Pourquoi s’en tenir seulement aux infrastructures? Le plus grand obstacle au respect de nos engagements internationaux en ce qui concerne la réduction des émissions de gaz à effet de serre demeure notre principale industrie primaire. Est-il juste que nos municipalités soient soumises à un examen minutieux et à des conditions rigoureuses avant d’obtenir un financement fédéral alors que peu de conditions sont imposées à des sources plus vastes?
Les maires des grandes villes réclament un financement urgent pour le logement abordable et ils ont besoin de cet argent maintenant. Doivent-ils attendre ce critère? Doivent-ils attendre et être consultés relativement à ce critère?

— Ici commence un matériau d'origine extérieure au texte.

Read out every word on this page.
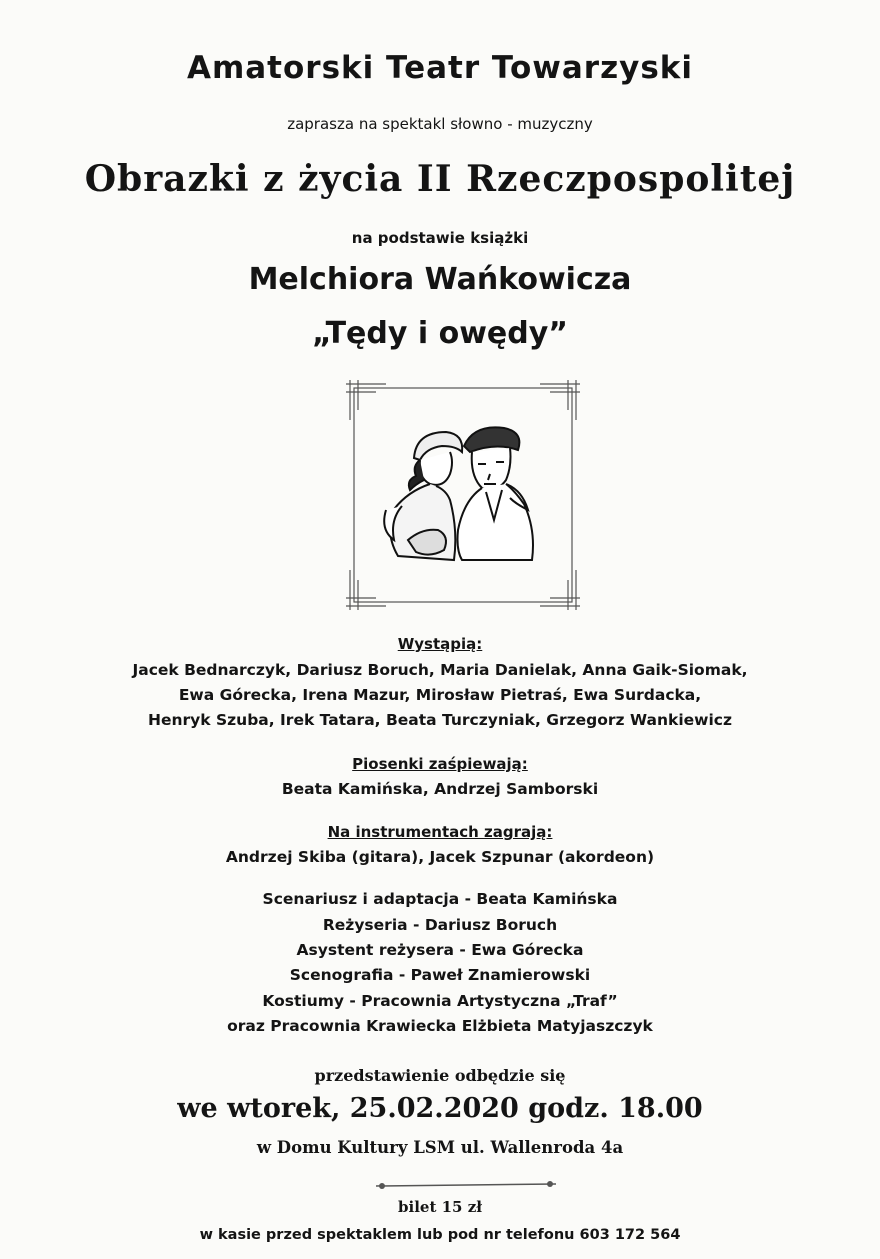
Amatorski Teatr Towarzyski
zaprasza na spektakl słowno - muzyczny
Obrazki z życia II Rzeczpospolitej
na podstawie książki
Melchiora Wańkowicza
„Tędy i owędy”
Wystąpią:
Jacek Bednarczyk, Dariusz Boruch, Maria Danielak, Anna Gaik-Siomak,
Ewa Górecka, Irena Mazur, Mirosław Pietraś, Ewa Surdacka,
Henryk Szuba, Irek Tatara, Beata Turczyniak, Grzegorz Wankiewicz
Piosenki zaśpiewają:
Beata Kamińska, Andrzej Samborski
Na instrumentach zagrają:
Andrzej Skiba (gitara), Jacek Szpunar (akordeon)
Scenariusz i adaptacja - Beata Kamińska
Reżyseria - Dariusz Boruch
Asystent reżysera - Ewa Górecka
Scenografia - Paweł Znamierowski
Kostiumy - Pracownia Artystyczna „Traf”
oraz Pracownia Krawiecka Elżbieta Matyjaszczyk
przedstawienie odbędzie się
we wtorek, 25.02.2020 godz. 18.00
w Domu Kultury LSM ul. Wallenroda 4a
bilet 15 zł
w kasie przed spektaklem lub pod nr telefonu 603 172 564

Pourquoi ne pas procéder à une réforme plus profonde des lois touchant l’évaluation des impacts environnementaux? Beaucoup d’intéressés, y compris des spécialistes du droit de l’Université Dalhousie et de l’École de droit Schulich, préconisent un changement de prochaine génération plus substantiel qui met davantage l’accent sur les évaluations de la durabilité au lieu de ne considérer que les réductions des émissions de gaz à effet de serre. Ils veulent des conditions claires.
Il est plus que temps pour le gouvernement fédéral d’aborder la question des émissions croissantes de gaz à effet de serre. Cette motion apporte un début de réponse, mais ce n’est qu’une solution partielle. Nous appuierons la motion, mais nous nous attendons à ce que le gouvernement impose des conditions plus précises.